What ODT is and why it matters
ODT (OpenDocument Text) is the native format of LibreOffice and the legacy OpenOffice — same family of office suites, both descended from StarOffice. ODT is an ISO standard (ISO/IEC 26300:2006), unlike Microsoft's DOCX which is a Microsoft-controlled standard. Mandated by some EU governments and public institutions for procurement reasons. Technically a zipped XML container, very similar in structure to DOCX but with different schema.
Convert ODT to what you need
ODT to Markdown — primary mdisbetter pipeline. Clean structured output for AI input, static sites, modern docs platforms. The right default in 2024+.
ODT to HTML — for web publishing without a Markdown intermediate.
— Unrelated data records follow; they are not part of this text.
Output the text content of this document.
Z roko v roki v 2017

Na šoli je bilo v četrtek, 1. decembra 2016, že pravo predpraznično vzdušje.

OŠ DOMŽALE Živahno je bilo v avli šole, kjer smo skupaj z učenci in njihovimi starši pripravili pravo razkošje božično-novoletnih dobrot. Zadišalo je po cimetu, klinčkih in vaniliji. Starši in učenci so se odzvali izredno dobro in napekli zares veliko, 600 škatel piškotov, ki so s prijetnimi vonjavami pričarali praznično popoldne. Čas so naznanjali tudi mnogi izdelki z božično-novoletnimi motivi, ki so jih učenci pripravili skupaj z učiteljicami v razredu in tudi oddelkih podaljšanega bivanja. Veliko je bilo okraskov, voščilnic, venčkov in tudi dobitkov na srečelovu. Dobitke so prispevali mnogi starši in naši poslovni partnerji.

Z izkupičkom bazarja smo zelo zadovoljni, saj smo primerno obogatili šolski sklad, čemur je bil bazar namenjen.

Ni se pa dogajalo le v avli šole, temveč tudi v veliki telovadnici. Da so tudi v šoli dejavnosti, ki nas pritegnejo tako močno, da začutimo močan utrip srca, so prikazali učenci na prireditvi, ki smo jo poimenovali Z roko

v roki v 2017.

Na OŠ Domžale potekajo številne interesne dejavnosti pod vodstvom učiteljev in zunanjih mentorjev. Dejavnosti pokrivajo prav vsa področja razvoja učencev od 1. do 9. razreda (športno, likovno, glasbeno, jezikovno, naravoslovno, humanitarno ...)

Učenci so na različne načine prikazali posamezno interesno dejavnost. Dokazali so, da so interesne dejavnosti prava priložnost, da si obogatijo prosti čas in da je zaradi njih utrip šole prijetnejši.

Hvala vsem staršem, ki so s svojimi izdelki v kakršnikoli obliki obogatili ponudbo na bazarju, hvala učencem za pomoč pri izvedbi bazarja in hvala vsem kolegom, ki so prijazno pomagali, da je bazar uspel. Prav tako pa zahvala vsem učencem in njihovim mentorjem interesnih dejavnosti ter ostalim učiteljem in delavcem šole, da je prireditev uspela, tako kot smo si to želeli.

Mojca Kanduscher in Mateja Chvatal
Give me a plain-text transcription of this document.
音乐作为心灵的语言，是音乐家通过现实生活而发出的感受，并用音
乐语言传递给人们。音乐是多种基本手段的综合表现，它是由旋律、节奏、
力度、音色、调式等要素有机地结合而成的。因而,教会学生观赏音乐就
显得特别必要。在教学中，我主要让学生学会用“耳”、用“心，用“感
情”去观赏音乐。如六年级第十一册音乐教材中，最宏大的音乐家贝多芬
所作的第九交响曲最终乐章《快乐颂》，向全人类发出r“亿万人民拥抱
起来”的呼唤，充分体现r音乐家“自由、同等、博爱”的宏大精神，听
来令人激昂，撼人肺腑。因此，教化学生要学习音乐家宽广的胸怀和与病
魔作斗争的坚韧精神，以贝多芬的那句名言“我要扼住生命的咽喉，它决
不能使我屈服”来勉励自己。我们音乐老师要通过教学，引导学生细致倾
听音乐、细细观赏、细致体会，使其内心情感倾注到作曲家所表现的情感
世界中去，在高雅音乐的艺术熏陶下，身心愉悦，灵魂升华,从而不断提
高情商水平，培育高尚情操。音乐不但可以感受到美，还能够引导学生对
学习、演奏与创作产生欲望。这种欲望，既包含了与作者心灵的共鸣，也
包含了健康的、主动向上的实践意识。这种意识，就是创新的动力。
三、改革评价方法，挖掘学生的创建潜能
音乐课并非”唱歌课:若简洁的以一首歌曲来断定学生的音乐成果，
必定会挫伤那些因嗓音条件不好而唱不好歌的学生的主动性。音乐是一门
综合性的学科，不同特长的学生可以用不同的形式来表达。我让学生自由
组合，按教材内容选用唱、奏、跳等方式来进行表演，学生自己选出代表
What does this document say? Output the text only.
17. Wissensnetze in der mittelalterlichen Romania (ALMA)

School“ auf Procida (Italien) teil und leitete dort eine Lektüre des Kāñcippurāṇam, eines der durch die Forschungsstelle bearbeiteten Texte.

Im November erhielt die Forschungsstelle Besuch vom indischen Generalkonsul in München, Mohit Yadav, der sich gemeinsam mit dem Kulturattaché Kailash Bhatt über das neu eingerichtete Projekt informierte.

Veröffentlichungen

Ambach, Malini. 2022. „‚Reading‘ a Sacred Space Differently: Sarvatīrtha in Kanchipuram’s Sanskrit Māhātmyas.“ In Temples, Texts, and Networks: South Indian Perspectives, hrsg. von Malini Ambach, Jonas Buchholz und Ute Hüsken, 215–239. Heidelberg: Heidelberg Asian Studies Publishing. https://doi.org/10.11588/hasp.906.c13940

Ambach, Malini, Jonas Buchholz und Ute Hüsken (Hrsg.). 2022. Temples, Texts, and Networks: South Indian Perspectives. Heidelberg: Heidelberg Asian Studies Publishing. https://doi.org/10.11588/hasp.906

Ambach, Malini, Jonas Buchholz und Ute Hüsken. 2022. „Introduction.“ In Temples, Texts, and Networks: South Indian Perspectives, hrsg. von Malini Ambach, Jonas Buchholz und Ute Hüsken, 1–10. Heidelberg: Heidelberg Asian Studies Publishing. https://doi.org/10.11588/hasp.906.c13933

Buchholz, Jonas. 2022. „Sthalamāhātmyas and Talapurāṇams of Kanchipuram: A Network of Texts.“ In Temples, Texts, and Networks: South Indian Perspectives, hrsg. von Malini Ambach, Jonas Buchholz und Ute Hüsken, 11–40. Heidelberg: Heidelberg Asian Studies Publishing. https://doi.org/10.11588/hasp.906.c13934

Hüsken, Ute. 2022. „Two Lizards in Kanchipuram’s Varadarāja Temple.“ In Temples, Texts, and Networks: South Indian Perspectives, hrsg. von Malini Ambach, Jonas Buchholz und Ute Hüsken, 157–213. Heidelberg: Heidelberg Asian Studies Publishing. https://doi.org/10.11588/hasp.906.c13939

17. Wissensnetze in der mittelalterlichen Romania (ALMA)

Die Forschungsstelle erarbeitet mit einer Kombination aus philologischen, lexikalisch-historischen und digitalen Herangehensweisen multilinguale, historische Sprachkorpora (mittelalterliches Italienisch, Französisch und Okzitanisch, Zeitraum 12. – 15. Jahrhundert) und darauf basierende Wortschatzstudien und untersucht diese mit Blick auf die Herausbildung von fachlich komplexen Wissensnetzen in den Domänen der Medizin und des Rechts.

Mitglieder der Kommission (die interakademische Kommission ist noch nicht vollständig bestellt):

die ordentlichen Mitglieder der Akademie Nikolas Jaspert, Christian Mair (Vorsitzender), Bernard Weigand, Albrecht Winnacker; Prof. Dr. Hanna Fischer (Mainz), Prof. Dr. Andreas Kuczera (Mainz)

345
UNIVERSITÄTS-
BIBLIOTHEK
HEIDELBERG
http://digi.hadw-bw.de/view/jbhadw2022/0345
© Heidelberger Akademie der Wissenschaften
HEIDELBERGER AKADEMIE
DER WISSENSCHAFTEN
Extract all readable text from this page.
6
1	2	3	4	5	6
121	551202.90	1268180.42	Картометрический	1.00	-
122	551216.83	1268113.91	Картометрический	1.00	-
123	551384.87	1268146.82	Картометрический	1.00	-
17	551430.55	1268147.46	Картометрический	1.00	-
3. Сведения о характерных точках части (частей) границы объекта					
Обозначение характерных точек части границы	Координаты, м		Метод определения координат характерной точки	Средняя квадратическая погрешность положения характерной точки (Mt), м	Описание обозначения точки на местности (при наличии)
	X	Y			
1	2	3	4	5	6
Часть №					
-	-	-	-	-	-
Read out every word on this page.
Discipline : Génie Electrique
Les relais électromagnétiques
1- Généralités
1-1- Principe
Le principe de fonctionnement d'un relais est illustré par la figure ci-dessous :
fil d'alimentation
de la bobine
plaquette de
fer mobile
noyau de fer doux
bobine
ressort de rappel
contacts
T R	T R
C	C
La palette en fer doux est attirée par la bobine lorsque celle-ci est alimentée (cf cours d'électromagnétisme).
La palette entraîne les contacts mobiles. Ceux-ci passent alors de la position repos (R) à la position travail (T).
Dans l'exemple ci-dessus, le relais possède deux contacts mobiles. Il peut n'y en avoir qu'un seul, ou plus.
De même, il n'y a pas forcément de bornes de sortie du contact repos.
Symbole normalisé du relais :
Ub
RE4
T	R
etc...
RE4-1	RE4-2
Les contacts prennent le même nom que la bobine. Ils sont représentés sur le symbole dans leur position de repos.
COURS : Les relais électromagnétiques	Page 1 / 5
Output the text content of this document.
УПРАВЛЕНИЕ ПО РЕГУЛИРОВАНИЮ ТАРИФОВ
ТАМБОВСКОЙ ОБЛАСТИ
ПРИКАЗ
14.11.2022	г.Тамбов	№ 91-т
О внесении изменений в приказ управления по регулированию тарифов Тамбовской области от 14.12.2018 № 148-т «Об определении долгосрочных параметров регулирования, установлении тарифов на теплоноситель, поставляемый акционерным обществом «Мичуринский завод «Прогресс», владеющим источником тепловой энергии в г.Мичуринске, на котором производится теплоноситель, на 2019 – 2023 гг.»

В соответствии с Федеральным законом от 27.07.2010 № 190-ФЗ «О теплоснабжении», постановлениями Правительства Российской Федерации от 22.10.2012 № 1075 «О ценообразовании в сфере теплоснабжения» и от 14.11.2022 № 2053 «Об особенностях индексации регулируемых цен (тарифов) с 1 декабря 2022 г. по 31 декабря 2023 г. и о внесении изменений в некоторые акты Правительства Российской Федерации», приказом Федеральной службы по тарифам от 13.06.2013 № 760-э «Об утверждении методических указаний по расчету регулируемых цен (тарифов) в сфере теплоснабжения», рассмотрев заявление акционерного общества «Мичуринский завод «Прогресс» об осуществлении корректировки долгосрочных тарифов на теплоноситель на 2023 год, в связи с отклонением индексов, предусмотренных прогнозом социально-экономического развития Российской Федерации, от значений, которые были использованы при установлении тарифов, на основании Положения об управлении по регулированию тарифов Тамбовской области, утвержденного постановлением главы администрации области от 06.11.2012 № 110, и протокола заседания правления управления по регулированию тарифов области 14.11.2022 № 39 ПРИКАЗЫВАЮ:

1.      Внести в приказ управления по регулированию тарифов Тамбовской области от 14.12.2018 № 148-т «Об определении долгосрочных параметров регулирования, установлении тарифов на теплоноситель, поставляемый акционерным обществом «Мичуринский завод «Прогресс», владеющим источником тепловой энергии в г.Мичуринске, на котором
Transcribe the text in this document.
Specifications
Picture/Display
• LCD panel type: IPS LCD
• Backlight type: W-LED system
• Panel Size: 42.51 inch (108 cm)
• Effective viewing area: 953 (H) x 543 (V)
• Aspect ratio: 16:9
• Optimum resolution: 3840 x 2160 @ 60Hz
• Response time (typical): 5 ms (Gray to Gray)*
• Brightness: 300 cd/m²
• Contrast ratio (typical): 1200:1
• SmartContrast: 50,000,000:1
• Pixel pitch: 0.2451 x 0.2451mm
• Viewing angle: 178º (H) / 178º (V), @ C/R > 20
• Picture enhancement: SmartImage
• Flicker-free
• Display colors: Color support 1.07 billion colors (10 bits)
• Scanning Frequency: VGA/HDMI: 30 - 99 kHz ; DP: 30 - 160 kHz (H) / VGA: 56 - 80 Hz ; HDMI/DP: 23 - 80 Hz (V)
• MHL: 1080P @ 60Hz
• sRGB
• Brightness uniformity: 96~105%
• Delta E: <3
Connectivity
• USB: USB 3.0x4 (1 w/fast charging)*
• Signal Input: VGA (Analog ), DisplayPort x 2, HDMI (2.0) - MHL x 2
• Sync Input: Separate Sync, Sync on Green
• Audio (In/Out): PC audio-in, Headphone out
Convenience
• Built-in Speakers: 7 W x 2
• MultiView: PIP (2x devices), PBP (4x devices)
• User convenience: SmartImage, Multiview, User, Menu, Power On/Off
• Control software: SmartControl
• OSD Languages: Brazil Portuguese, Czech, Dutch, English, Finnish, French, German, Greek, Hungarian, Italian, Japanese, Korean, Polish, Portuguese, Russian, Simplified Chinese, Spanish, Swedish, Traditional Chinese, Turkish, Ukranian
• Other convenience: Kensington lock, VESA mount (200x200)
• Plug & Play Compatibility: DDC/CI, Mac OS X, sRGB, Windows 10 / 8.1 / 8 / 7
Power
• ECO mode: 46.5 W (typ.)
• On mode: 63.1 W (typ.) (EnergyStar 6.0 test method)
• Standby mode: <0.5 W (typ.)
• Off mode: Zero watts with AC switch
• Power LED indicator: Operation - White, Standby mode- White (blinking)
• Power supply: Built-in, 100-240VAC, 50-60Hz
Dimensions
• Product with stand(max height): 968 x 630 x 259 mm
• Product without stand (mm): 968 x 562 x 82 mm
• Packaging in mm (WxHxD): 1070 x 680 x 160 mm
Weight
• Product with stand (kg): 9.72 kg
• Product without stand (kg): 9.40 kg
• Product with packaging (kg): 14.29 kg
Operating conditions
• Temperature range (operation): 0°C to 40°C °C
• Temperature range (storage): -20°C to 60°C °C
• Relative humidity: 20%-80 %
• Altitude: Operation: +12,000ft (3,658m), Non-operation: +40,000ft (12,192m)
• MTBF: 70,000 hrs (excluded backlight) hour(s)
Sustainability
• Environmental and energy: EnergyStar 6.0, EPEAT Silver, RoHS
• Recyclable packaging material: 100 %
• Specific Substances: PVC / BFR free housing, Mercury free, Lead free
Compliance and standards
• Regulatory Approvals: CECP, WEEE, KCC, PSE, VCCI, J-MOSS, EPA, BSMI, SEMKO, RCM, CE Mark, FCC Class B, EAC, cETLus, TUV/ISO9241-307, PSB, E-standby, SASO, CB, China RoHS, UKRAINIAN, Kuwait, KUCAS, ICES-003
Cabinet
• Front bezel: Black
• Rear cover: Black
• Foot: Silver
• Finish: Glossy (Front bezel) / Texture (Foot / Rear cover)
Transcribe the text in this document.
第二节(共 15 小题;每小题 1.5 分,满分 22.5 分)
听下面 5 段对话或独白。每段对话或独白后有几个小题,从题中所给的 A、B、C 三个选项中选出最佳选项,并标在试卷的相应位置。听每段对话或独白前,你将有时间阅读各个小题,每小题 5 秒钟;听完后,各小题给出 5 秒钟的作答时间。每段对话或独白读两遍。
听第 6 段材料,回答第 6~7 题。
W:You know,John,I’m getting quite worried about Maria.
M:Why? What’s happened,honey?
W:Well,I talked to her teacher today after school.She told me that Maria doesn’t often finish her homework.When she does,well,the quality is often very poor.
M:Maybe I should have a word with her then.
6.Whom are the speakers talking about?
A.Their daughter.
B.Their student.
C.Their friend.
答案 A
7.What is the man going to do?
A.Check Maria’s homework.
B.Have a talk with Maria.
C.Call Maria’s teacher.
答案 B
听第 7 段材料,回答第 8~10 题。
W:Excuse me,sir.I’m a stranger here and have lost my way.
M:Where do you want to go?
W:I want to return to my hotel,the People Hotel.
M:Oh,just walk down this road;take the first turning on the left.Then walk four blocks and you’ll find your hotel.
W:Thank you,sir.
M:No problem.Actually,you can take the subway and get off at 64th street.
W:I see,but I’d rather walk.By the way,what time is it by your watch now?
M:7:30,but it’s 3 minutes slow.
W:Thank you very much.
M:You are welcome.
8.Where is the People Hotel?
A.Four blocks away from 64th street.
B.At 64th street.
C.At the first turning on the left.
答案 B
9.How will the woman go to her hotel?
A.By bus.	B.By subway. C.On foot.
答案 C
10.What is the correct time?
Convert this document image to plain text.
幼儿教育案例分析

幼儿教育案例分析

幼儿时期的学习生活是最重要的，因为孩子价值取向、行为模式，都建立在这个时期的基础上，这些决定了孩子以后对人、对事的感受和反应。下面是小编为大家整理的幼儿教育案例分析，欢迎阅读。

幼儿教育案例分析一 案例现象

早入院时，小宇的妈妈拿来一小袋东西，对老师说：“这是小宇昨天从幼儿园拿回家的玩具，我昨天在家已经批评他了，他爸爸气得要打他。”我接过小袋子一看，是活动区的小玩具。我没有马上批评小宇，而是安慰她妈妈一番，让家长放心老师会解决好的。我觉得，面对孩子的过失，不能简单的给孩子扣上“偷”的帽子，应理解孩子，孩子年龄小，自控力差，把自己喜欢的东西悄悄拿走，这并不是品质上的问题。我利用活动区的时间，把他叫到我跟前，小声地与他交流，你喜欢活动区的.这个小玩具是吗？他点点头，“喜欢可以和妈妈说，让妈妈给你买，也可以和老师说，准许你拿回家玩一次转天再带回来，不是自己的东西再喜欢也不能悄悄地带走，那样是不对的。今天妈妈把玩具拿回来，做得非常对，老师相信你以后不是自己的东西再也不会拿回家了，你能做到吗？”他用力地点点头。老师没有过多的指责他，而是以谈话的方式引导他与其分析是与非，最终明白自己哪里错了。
ODT to text — flat UTF-8 for search/NLP pipelines.
ODT to DOCX — for sending to Microsoft Word users (still the dominant office suite in private sector). LibreOffice can do this natively (File → Save As → .docx) but mdisbetter is faster if you don't have LibreOffice installed.
For LibreOffice users specifically
If you have LibreOffice installed, "convert ODT to anything" is just File → Save As or File → Export — no online tool needed. mdisbetter is for cases where you don't have LibreOffice (received an ODT, no time to install), or you specifically want Markdown output that LibreOffice doesn't produce as cleanly.